BERLINER MORGENPOST: Geänderte Realitäten / Isabell Jürgens über die Bebauung des Tempelhofer Feldes
(ots) - Das Tempelhof-Gesetz, das vor genau fünf Jahren
nach einem Volksentscheid beschlossen wurde, schließt die Bebauung
auf der rund 300 Hektar großen Freifläche des ehemaligen
Flughafengeländes zu 100 Prozent aus. Auf diese wundervolle und
weltweit einmalige Freifläche mitten in der Stadt verzichten?

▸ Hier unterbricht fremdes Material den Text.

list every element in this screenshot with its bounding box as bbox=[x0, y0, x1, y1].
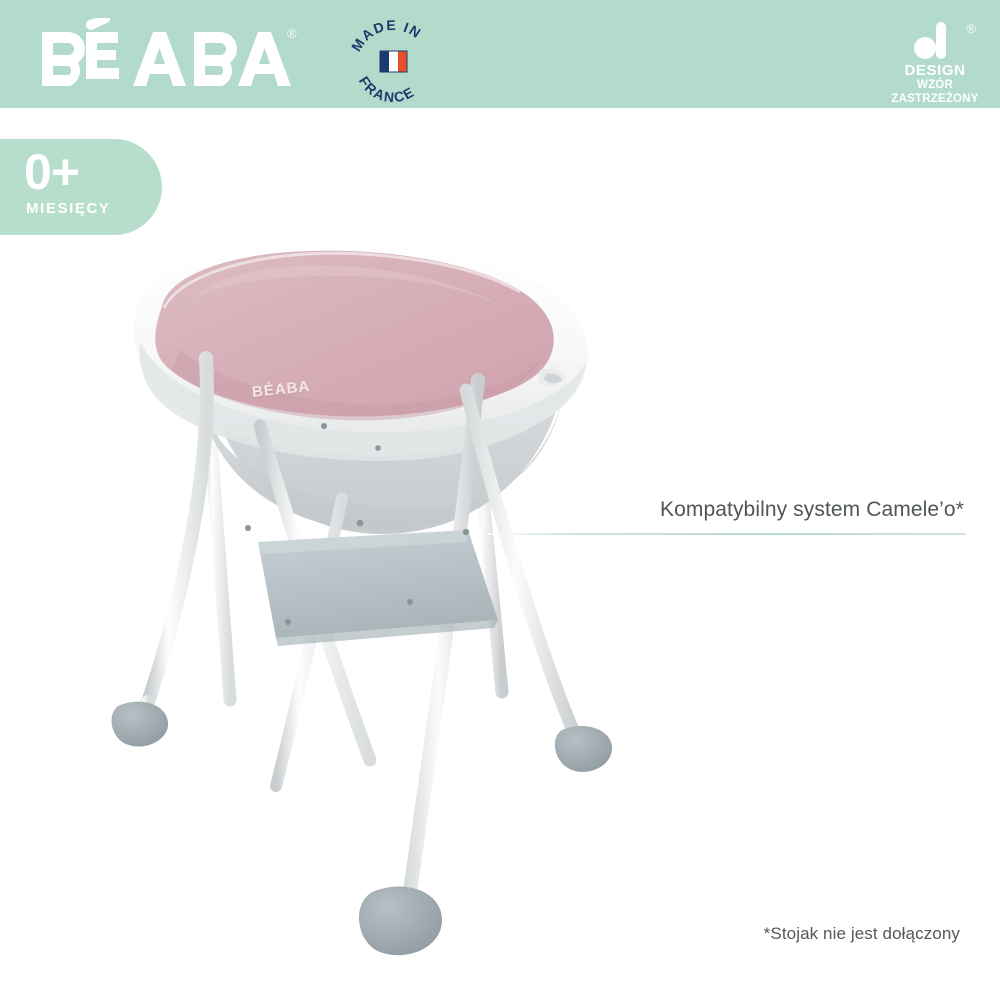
beaba-brand-logo bbox=[38, 18, 308, 90]
feature-callout-rule bbox=[488, 533, 966, 535]
product-image-bath-tub-on-stand bbox=[110, 230, 650, 960]
foot-front bbox=[359, 887, 442, 956]
brand-registered-icon: ® bbox=[287, 27, 297, 40]
design-badge-line2: WZÓR ZASTRZEŻONY bbox=[880, 79, 990, 107]
product-marketing-image: ® MADE IN FRANCE bbox=[0, 0, 1000, 1000]
age-badge-unit: MIESIĘCY bbox=[26, 201, 110, 216]
design-monogram-icon: ® bbox=[880, 20, 990, 62]
feature-callout: Kompatybilny system Camele’o* bbox=[488, 498, 968, 535]
header-banner: ® MADE IN FRANCE bbox=[0, 0, 1000, 108]
design-badge-line1: DESIGN bbox=[880, 62, 990, 79]
svg-text:FRANCE: FRANCE bbox=[356, 73, 418, 105]
footnote-text: *Stojak nie jest dołączony bbox=[600, 924, 960, 944]
svg-text:MADE IN: MADE IN bbox=[348, 18, 425, 54]
design-registered-badge: ® DESIGN WZÓR ZASTRZEŻONY bbox=[880, 20, 990, 102]
foot-right bbox=[555, 726, 612, 772]
foot-left bbox=[112, 702, 169, 747]
french-flag-icon bbox=[380, 51, 407, 72]
design-registered-icon: ® bbox=[966, 22, 976, 35]
age-badge-value: 0+ bbox=[24, 147, 79, 197]
feature-callout-text: Kompatybilny system Camele’o* bbox=[488, 498, 968, 522]
storage-shelf bbox=[258, 530, 498, 646]
made-in-france-badge: MADE IN FRANCE bbox=[344, 18, 442, 106]
age-badge: 0+ MIESIĘCY bbox=[0, 139, 162, 235]
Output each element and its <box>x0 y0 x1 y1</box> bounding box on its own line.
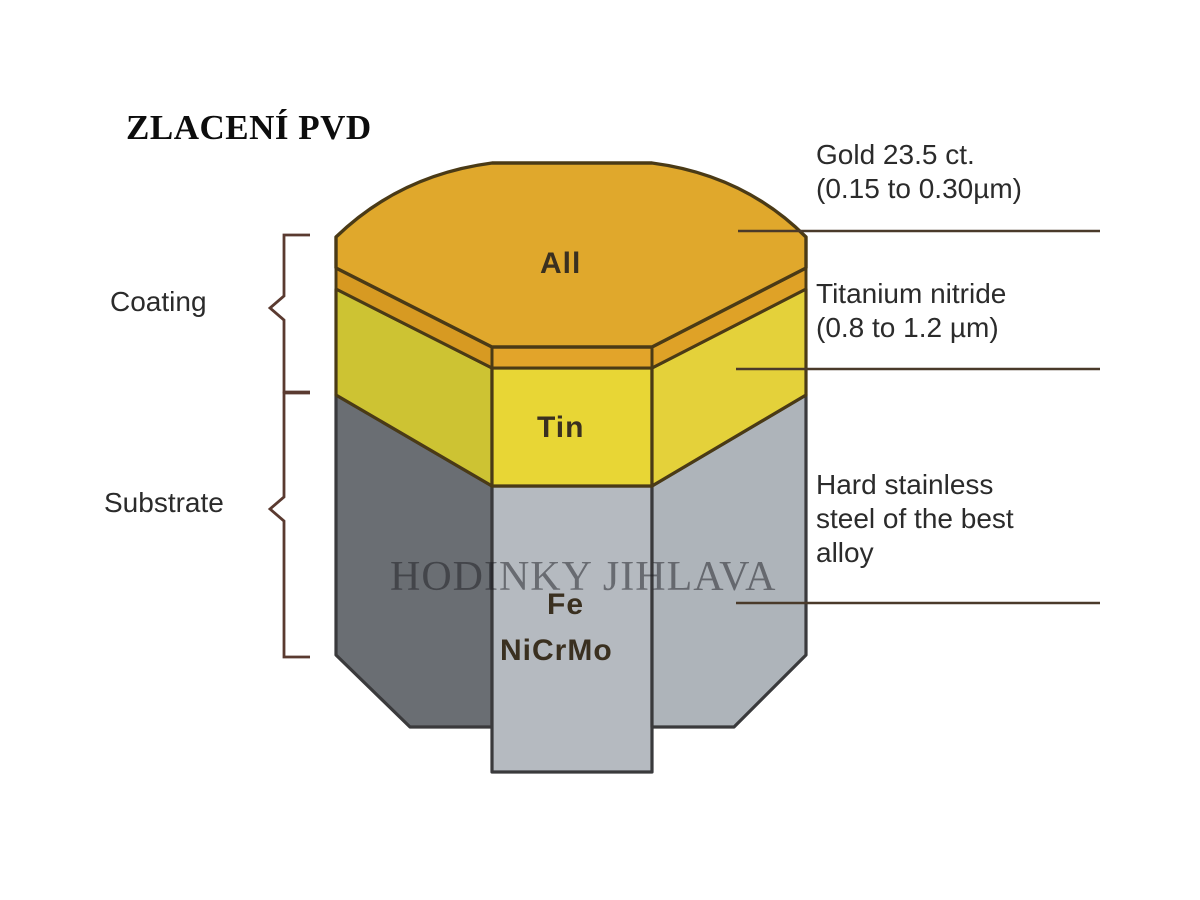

Unvorstellbar! Und auch völlig unnötig, zumal das ohnehin niemand
fordert. Selbst der damalige Masterplan, der beim Volksentscheid 2014
durchfiel, sah vor, dass der größte Teil der Freifläche, nämlich 230
Hektar, also 77 Prozent, gesichert werden sollte. Zum Vergleich: Der
Tiergarten misst 210 Hektar. Wenn nun angesichts des Mangels an
bezahlbaren Wohnungen eine Randbebauung wieder ins Spiel gebracht
wird, ist klar, dass einfach nur die Wiedervorlage des alten Plans
keine Chance hätte. Zu groß die - berechtigte - Kritik an der 300
Millionen Euro teuren "Wowereit-Gedächtnis-Bibliothek" oder den
Wohnblöcken, die den Bewohnern des Oderkiezes direkt vor die Nase
gesetzt worden wären. Ein echtes neues Nachdenken ist erforderlich,
um genau auszuloten, unter welchen Bedingungen am Feld doch noch
Wohnraum geschaffen werden kann für die vielen Menschen, die schon
heute in der Stadt händeringend eine Bleibe suchen. Natürlich lösen
5000 Wohnungen nicht das Wohnungsproblem, wie Bausenatorin Katrin
Lompscher (Linke) immer wieder betont. Doch ist das ein Grund, gar
nicht erst über den erheblichen Beitrag zur Linderung der Not
nachzudenken? Tatsächlich fehlen schon heute mehr als 100.000
Wohnungen und das Bevölkerungswachstum hält an. Die Überlegung, eine
Randbebauung erneut zur Abstimmung zu stellen, hat deshalb nichts mit
dem mangelnden Respekt vor dem Volksvotum zu tun. Sie erkennt die
geänderten Realitäten in der Stadt an. Ob es wirklich 100 Prozent
Tempelhofer Feld sein müssen, darüber sollten die Berliner erneut
abstimmen dürfen.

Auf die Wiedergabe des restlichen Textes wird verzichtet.